新しい上映情報コメントレビューをご覧ください。

有末 剛 様より

 

岡本さんとは不思議な縁で知り合った。十年以上も前に付き合っていた彼女がテレビに

映し出された岡本さんの姿に熱狂し、製作したテレビ局宛てに手紙を出して、

その興奮を伝えた。それに対して岡本さんは丁寧な手紙をくださった。

テレビの中の岡本さんは桜の木か何かの木の下で人形と交わり踊っていた。

手紙の内容は、今度、東京で公演があるから見に来て欲しいというものだった。

舞台の上で、岡本さんは人形を抱えながら、圧倒的な勢いで踊っていた。

人形に生命を与え、その生命と同化して踊り続ける岡本さんのエネルギーは

生命体としての躍動感が満ちていた。私の中に岡本芳一という楔が打ち込まれた瞬間だった。

時が経っても、私の中には岡本さんが絶えず生きていて、ときどきその躍動が

動脈を通って心臓の鼓動を高鳴らせたりすることがあった。

それから十年近く経って、映像という遺影のなかで岡本さんに会うことになるとは

思ってもいなかった。もはや一緒に舞台をすることは不可能になってしまった岡本さんは、

あの時の躍動感溢れる舞台とは真逆の、静寂で、静かに脈を感じながら人形の中の

生命体の終末を愛おしむような姿があった。

そして、私の彼女も私に伝えたかったのは、岡本さんが人形に注ぐような

愛だったのではないかと思う。


有末 剛(緊縛師「花と蛇」シリーズ)

 

水井真希 様より

 

無機質なお人形が

怖くて

私には

肉感的でないから

精神性ばかりが

ひきたつ

 

水井真希(女優「終わらない青」主演)


中田新一 様より

 

渡邊世紀はナイーブで可憐な女性を描く事に長けたフォトジェニックな監督のように思われている。

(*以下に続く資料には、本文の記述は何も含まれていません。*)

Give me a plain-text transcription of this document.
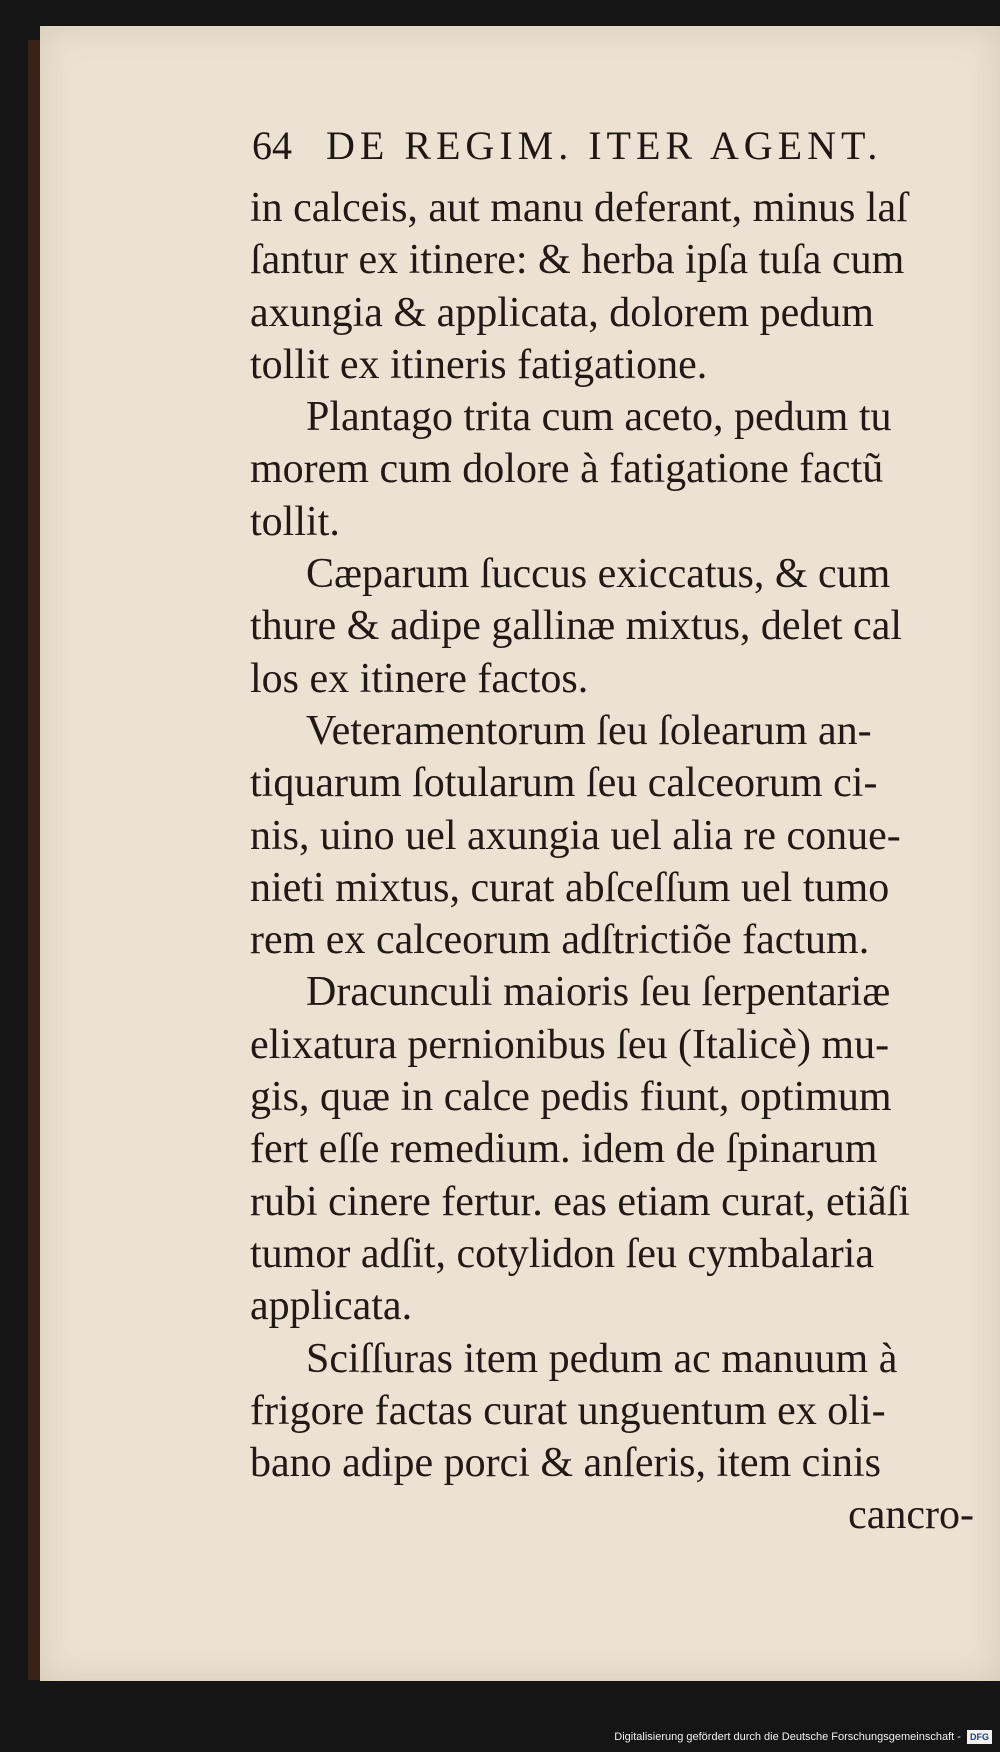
64 DE REGIM. ITER AGENT.
in calceis, aut manu deferant, minus laſ
ſantur ex itinere: & herba ipſa tuſa cum
axungia & applicata, dolorem pedum
tollit ex itineris fatigatione.
Plantago trita cum aceto, pedum tu
morem cum dolore à fatigatione factũ
tollit.
Cæparum ſuccus exiccatus, & cum
thure & adipe gallinæ mixtus, delet cal
los ex itinere factos.
Veteramentorum ſeu ſolearum an-
tiquarum ſotularum ſeu calceorum ci-
nis, uino uel axungia uel alia re conue-
nieti mixtus, curat abſceſſum uel tumo
rem ex calceorum adſtrictiõe factum.
Dracunculi maioris ſeu ſerpentariæ
elixatura pernionibus ſeu (Italicè) mu-
gis, quæ in calce pedis fiunt, optimum
fert eſſe remedium. idem de ſpinarum
rubi cinere fertur. eas etiam curat, etiãſi
tumor adſit, cotylidon ſeu cymbalaria
applicata.
Sciſſuras item pedum ac manuum à
frigore factas curat unguentum ex oli-
bano adipe porci & anſeris, item cinis
cancro-
Digitalisierung gefördert durch die Deutsche Forschungsgemeinschaft - DFG
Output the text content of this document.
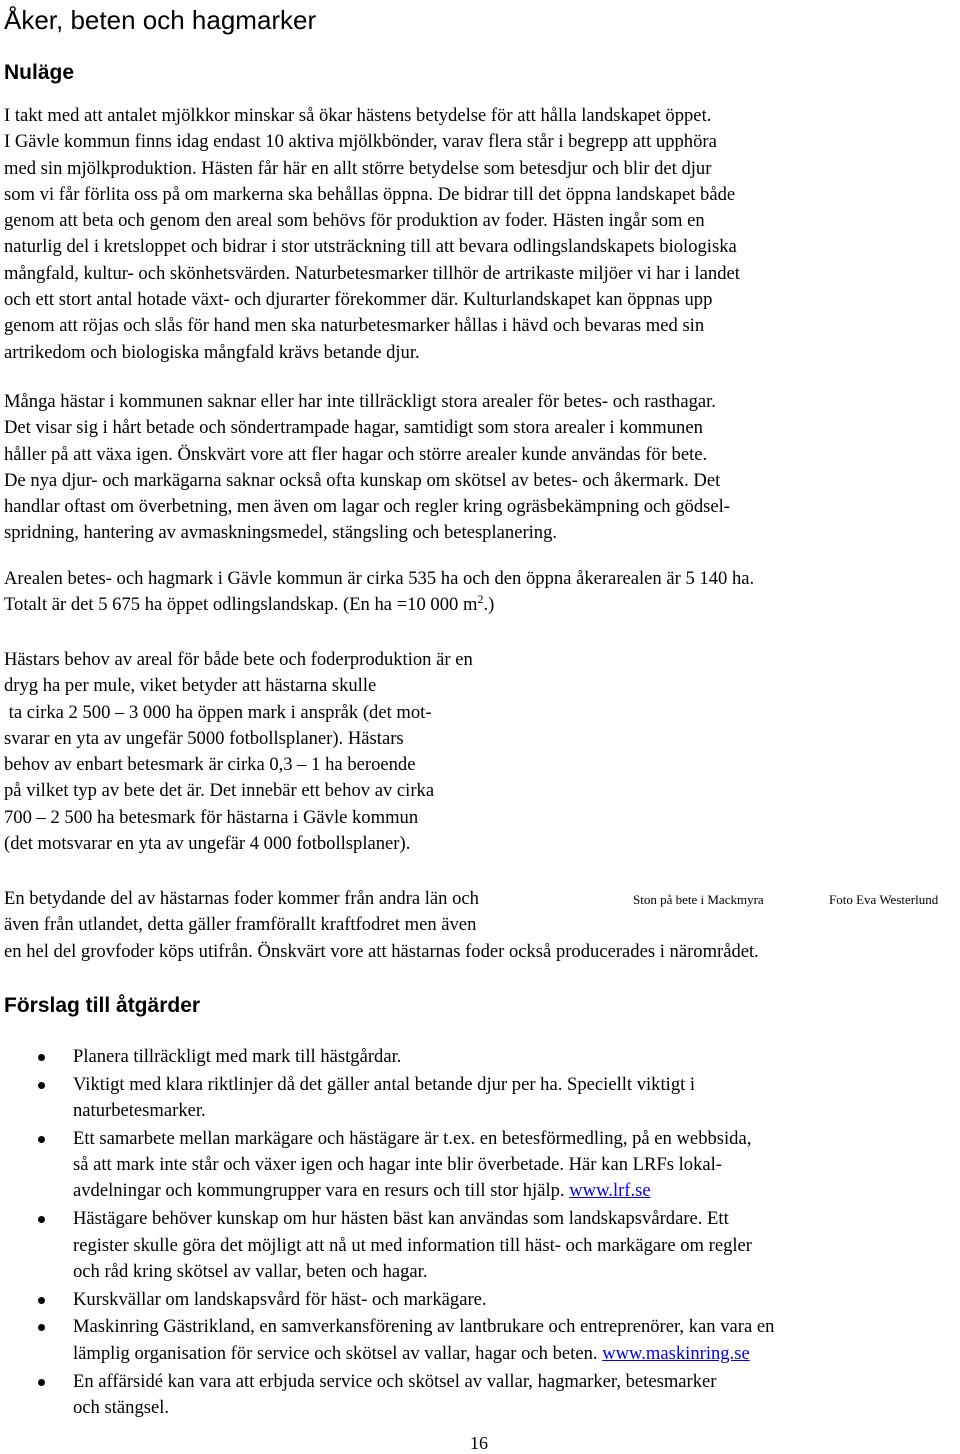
Åker, beten och hagmarker
Nuläge
I takt med att antalet mjölkkor minskar så ökar hästens betydelse för att hålla landskapet öppet.
I Gävle kommun finns idag endast 10 aktiva mjölkbönder, varav flera står i begrepp att upphöra
med sin mjölkproduktion. Hästen får här en allt större betydelse som betesdjur och blir det djur
som vi får förlita oss på om markerna ska behållas öppna. De bidrar till det öppna landskapet både
genom att beta och genom den areal som behövs för produktion av foder. Hästen ingår som en
naturlig del i kretsloppet och bidrar i stor utsträckning till att bevara odlingslandskapets biologiska
mångfald, kultur- och skönhetsvärden. Naturbetesmarker tillhör de artrikaste miljöer vi har i landet
och ett stort antal hotade växt- och djurarter förekommer där. Kulturlandskapet kan öppnas upp
genom att röjas och slås för hand men ska naturbetesmarker hållas i hävd och bevaras med sin
artrikedom och biologiska mångfald krävs betande djur.
Många hästar i kommunen saknar eller har inte tillräckligt stora arealer för betes- och rasthagar.
Det visar sig i hårt betade och söndertrampade hagar, samtidigt som stora arealer i kommunen
håller på att växa igen. Önskvärt vore att fler hagar och större arealer kunde användas för bete.
De nya djur- och markägarna saknar också ofta kunskap om skötsel av betes- och åkermark. Det
handlar oftast om överbetning, men även om lagar och regler kring ogräsbekämpning och gödsel-
spridning, hantering av avmaskningsmedel, stängsling och betesplanering.
Arealen betes- och hagmark i Gävle kommun är cirka 535 ha och den öppna åkerarealen är 5 140 ha.
Totalt är det 5 675 ha öppet odlingslandskap. (En ha =10 000 $m^2$.)
Hästars behov av areal för både bete och foderproduktion är en
dryg ha per mule, viket betyder att hästarna skulle
ta cirka 2 500 – 3 000 ha öppen mark i anspråk (det mot-
svarar en yta av ungefär 5000 fotbollsplaner). Hästars
behov av enbart betesmark är cirka 0,3 – 1 ha beroende
på vilket typ av bete det är. Det innebär ett behov av cirka
700 – 2 500 ha betesmark för hästarna i Gävle kommun
(det motsvarar en yta av ungefär 4 000 fotbollsplaner).
En betydande del av hästarnas foder kommer från andra län och
även från utlandet, detta gäller framförallt kraftfodret men även
en hel del grovfoder köps utifrån. Önskvärt vore att hästarnas foder också producerades i närområdet.
Ston på bete i Mackmyra	Foto Eva Westerlund
Förslag till åtgärder
Planera tillräckligt med mark till hästgårdar.
Viktigt med klara riktlinjer då det gäller antal betande djur per ha. Speciellt viktigt i
naturbetesmarker.
Ett samarbete mellan markägare och hästägare är t.ex. en betesförmedling, på en webbsida,
så att mark inte står och växer igen och hagar inte blir överbetade. Här kan LRFs lokal-
avdelningar och kommungrupper vara en resurs och till stor hjälp. www.lrf.se
Hästägare behöver kunskap om hur hästen bäst kan användas som landskapsvårdare. Ett
register skulle göra det möjligt att nå ut med information till häst- och markägare om regler
och råd kring skötsel av vallar, beten och hagar.
Kurskvällar om landskapsvård för häst- och markägare.
Maskinring Gästrikland, en samverkansförening av lantbrukare och entreprenörer, kan vara en
lämplig organisation för service och skötsel av vallar, hagar och beten. www.maskinring.se
En affärsidé kan vara att erbjuda service och skötsel av vallar, hagmarker, betesmarker
och stängsel.
16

しかし決して奇麗なだけの作品を良しとしない。むしろ石を抱きて野に謳う歌人を好む。

ドキュメント『百鬼どんどろ』で摩訶不思議な人形遣い岡本芳一に彼が見つけたものは何か?

作家として楔を打ち込まれたように立ち竦んだのは何故か?

答えを求めんとカメラを撮った。そして一本の作品が出来上った。

「VEIN-静脈-」である。

 

人形遣いの男は少女(人形)と一体化しようと自らの血を人形に注ぎ続ける、

それは自己表現のための痛々しい営みだ。

その生き様に共感し、のめり込んでいく監督自身の足掻きが見てとれる。

成就しない恋は切実なまでに『痛み』を伴う。それ故にいっそうロマンチックだ。

監督も又この人形遣いに同化しようともがいているようだ。

静脈が返す血のように、たゆたゆと静かな画面から死を賭して生きる者の叫びが伝わってくるようだ。

                        

中田新一(映画監督)

 

綾乃テン 様より

 

VEINを創った年の冬は、岡本さんにとって、一番静かで、

とても長い冬だったのではないかと思う。

 

 「雪が降る、しんしんという音がほしい」

 

人の声がしない、冬の長野のアトリエで一番リアルな音だったのだ、と思う

 

人形がどうしたら生きるのか、どうしたら面白い作品になるのか、お客さんの目線はどうか?

百戦錬磨で歩んできた岡本さんが、改めて真正面から人形と向き合うことになった時間であり、

作品だと思う。

人形たちはみんな俺の分身だと言っていた岡本さんの沢山の人形の中で、

VEINの少女は一番岡本さんの内面が映し出された人形のように思います。

 

岡本さんと一人の少女を通して、痛くて、とても美しい感情をVEINで感じました。

 

岡本さんが、映画を残してくれたことが、私はとても嬉しい。


綾乃テン(ソロパフォーマー)

岩本光弘 様より

 

あの世とこの世。

あの時と今。

あなたと私。

トンネル、薬缶、蛇口、窓外の雪景色。

岡本芳一が見つめた風景がここにある。

声を掛けても抱きしめても静寂は続く。

苦悩の愛を知ることは人生の証しかもしれない。

この結晶のような作品を一生眼の中に閉じ込めておきたい。